Impact on AzureCosmosStorage: The key-value store uses id as the partition key (/id). child() namespacing must NOT use / as separator. We use : instead: child("cache").child("gpt4o") produces keys like cache:gpt4o:abc123.

Impact on CosmosTableProvider: No impact. The namespace is stored in a separate namespace field (the partition key is /namespace), and the document id uses the format {table_name}:{row_key} with : as separator. The namespace value itself can contain / freely because it's a partition key value, not a document id.

`list()` is synchronous in the ABC but Cosmos queries are async

The TableProvider.list() method is declared synchronous (no async). The Cosmos implementation needs to run an async query. We solve this with _list_async() and a sync wrapper that detects whether an event loop is running, using a thread pool executor as fallback.
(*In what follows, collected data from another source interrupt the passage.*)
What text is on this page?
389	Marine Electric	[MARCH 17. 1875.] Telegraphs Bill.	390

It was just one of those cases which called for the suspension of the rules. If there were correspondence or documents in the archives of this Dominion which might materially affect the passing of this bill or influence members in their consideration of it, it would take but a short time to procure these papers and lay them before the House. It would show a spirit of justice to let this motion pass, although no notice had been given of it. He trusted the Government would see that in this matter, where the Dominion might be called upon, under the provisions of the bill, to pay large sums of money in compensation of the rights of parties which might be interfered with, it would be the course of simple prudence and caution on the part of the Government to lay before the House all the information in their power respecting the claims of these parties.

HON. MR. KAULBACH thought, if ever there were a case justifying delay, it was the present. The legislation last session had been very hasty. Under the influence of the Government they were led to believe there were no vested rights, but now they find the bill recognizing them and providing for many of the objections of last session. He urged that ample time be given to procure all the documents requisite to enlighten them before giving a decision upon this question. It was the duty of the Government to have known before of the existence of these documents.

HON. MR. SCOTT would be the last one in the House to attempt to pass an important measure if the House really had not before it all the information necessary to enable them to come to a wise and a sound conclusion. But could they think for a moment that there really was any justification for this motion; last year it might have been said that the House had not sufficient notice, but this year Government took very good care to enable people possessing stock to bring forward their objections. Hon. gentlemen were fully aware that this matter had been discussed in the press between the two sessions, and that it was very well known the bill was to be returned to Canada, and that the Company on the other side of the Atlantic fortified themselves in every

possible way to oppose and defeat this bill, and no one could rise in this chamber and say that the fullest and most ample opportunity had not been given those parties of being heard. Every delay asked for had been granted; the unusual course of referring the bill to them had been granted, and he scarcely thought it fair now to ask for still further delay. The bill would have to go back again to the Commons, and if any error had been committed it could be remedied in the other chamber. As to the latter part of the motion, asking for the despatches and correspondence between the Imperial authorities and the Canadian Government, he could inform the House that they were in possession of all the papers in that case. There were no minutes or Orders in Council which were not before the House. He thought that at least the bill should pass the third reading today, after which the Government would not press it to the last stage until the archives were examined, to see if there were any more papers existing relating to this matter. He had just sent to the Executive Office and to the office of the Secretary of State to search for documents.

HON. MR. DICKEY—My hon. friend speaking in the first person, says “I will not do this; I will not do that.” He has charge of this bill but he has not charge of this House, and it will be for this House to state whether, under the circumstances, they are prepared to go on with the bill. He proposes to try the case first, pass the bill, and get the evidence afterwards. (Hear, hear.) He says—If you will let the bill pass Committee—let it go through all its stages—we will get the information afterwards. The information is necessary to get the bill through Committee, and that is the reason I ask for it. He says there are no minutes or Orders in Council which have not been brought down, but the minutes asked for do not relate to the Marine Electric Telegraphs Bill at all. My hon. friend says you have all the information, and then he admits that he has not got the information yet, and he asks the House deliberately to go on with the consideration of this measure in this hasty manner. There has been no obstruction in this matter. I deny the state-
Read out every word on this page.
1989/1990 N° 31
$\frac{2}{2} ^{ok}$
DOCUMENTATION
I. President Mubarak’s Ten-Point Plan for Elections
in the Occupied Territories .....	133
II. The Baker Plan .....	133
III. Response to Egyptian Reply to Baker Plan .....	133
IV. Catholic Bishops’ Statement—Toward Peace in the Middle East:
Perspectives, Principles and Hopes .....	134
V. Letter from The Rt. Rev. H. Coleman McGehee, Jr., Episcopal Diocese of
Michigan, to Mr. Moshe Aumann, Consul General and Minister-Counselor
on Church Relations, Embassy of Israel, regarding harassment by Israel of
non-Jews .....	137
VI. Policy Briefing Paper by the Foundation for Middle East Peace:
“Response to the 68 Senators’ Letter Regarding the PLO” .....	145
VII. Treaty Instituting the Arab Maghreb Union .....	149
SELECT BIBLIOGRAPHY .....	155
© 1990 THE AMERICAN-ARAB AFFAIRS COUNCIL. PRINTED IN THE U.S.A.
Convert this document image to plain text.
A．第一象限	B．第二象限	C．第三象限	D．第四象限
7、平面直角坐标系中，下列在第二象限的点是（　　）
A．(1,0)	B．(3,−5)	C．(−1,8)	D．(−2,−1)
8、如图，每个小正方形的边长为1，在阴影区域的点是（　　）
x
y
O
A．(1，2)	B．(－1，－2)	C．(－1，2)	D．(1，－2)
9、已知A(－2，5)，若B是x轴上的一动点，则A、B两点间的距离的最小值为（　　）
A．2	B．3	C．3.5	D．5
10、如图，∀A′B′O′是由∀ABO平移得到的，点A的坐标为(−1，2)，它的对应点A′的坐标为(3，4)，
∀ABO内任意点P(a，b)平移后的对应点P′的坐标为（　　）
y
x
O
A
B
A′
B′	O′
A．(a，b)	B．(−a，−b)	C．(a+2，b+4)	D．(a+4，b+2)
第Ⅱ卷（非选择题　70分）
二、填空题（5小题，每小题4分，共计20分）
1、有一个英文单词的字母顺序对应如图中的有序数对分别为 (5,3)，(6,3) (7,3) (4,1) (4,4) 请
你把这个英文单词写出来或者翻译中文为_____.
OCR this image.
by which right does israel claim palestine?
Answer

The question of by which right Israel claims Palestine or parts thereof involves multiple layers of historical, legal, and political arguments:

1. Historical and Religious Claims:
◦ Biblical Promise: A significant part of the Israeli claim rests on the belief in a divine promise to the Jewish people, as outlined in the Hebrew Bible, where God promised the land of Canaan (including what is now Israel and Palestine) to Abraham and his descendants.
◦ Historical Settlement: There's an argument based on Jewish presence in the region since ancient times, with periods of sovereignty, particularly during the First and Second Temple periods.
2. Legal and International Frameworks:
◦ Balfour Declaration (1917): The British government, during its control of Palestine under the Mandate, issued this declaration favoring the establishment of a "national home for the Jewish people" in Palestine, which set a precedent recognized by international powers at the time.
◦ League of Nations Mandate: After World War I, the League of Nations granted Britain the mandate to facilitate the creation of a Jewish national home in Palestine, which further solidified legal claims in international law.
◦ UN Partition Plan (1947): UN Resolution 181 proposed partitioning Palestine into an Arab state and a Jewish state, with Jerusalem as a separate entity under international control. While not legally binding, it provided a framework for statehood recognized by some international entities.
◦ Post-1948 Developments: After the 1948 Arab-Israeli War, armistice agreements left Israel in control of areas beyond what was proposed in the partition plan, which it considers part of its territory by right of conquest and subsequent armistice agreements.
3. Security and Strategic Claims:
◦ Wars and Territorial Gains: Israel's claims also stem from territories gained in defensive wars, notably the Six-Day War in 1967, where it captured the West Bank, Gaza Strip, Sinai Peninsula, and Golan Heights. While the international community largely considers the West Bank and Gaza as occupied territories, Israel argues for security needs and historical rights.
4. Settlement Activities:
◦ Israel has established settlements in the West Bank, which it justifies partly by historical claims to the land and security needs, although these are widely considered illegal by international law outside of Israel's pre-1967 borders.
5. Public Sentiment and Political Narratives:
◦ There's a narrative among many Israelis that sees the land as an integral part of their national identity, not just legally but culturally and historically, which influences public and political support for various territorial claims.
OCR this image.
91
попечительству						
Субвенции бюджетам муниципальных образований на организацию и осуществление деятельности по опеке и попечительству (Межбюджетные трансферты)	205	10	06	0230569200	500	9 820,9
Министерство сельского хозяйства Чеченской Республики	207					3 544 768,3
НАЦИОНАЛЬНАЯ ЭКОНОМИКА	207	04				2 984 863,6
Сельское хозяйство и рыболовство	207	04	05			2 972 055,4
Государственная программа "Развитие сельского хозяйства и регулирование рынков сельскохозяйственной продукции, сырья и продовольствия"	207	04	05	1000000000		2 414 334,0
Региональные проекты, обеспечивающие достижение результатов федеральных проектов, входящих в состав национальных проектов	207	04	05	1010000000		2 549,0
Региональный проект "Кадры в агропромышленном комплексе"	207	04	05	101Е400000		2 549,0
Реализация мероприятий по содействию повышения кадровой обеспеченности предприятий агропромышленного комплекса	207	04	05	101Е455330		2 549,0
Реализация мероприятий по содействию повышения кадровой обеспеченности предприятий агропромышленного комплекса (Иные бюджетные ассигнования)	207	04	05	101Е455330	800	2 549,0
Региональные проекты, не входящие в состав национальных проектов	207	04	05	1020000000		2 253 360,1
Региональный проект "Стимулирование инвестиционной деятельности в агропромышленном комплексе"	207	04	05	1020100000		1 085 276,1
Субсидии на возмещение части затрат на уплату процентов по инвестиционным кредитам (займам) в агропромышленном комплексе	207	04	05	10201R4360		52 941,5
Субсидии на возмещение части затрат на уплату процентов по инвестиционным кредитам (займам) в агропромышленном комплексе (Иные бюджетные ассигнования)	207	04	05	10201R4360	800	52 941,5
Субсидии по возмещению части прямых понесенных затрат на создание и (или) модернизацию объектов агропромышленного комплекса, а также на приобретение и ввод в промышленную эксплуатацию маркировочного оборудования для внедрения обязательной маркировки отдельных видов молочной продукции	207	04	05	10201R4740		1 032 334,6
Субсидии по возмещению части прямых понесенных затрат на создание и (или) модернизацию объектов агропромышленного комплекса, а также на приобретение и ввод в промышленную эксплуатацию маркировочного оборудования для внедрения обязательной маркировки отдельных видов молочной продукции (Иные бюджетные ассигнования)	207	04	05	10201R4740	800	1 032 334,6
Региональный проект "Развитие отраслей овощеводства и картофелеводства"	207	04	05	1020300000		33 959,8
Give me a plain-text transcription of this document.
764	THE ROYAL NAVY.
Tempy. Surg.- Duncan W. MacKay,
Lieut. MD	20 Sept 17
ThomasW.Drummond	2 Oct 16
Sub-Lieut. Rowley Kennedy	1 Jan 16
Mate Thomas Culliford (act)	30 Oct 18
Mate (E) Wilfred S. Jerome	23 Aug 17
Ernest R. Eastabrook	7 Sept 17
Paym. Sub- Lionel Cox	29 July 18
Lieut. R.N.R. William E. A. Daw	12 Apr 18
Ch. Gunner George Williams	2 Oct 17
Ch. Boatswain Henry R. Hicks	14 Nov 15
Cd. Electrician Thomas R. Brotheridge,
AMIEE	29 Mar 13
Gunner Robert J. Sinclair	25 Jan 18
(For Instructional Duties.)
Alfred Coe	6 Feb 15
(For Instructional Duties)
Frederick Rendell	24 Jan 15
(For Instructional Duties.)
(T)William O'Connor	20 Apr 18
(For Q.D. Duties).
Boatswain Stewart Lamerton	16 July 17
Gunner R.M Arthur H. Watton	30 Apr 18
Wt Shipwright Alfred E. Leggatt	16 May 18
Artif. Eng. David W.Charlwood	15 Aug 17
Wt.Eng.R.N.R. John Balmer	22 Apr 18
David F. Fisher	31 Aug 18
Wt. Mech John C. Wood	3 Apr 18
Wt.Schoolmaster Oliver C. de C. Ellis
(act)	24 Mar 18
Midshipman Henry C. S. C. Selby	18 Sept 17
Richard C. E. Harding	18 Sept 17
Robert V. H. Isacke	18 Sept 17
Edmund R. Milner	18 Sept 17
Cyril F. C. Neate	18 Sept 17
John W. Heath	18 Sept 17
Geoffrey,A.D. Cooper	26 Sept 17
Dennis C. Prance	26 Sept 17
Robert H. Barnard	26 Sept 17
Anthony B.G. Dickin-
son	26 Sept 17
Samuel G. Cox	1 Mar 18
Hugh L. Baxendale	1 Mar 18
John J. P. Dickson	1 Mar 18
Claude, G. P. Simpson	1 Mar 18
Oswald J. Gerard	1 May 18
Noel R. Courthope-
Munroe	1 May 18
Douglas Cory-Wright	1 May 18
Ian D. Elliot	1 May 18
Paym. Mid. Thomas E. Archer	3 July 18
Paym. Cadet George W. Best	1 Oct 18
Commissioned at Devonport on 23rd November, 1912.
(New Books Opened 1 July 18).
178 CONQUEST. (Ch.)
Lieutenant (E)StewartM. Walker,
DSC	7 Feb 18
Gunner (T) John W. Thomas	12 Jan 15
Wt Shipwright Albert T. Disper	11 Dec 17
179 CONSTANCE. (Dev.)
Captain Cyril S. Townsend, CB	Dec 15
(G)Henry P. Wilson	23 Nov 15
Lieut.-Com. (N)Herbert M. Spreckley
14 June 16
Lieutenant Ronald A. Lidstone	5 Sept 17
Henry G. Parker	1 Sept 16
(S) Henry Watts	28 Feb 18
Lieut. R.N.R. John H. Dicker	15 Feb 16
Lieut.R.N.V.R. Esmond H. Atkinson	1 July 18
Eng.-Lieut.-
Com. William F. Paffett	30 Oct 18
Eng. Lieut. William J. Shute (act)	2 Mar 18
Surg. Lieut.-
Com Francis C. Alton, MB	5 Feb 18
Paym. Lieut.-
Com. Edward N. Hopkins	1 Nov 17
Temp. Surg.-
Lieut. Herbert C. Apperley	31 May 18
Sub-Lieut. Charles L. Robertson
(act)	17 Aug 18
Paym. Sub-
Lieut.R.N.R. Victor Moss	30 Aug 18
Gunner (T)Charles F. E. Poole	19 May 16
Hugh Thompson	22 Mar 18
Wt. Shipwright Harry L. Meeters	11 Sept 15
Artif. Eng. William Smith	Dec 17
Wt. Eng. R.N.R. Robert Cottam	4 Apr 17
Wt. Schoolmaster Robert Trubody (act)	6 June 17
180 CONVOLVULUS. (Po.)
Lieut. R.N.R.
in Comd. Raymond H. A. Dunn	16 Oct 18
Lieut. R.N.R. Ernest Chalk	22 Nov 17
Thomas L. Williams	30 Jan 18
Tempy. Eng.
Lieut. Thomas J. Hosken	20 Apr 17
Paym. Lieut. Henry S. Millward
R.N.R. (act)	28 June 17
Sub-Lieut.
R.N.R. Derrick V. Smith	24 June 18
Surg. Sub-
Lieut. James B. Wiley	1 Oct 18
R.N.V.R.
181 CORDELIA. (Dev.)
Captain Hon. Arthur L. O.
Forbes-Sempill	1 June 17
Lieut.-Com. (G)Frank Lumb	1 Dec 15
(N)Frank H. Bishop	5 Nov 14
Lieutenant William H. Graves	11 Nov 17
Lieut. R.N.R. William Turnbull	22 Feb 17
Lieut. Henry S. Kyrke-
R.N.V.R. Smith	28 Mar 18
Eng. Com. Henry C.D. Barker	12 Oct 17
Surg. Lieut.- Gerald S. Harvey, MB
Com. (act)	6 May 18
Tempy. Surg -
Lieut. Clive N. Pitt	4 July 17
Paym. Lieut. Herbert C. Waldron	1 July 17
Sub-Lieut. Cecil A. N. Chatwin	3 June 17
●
This matches the pattern used elsewhere in the codebase.

`enable_cross_partition_query` doesn't work in async SDK (v4.9)

The async SDK (azure.cosmos.aio) leaks enable_cross_partition_query through to aiohttp.ClientSession._request(), causing a TypeError. This affects legacy fallback reads which must do cross-partition queries against old containers (partition key /id).

Workaround: Omit enable_cross_partition_query entirely and don't set partition_key. When partition_key is omitted, the async SDK automatically performs a cross-partition query. New-schema queries are unaffected because they always target a single namespace partition.

What We Get

Before	After
4 serde hops per read/write	1 hop (DataFrame ↔ Cosmos docs directly)
All cross-partition queries	All single-partition queries
Entity-specific hacks in storage layer	No domain logic in storage layer
`child()` broken (no-op)	`child()` works via namespace partitioning
`clear()` drops entire database	`clear()` scopes to namespace partition
Sync SDK blocking event loop	Async SDK throughout
Non-parameterized queries	All queries parameterized
~440 lines of workaround code	~950 lines total (326 kv-storage + 453 table-provider + 171 table) — clean, idiomatic Cosmos code
Parquet as intermediate format	No parquet involved for Cosmos path
No streaming capability	True server-side pagination in `CosmosTable`

What We Don't Change

Storage ABC — untouched
FileStorage, AzureBlobStorage, MemoryStorage — untouched
ParquetTableProvider, CSVTableProvider — gain child(), otherwise untouched
Pipeline workflows — untouched (they call TableProvider methods, not Storage)
JsonCache — untouched (uses Storage.child(), separate from table provider)
Input readers (graphrag-input) — untouched (use Storage directly)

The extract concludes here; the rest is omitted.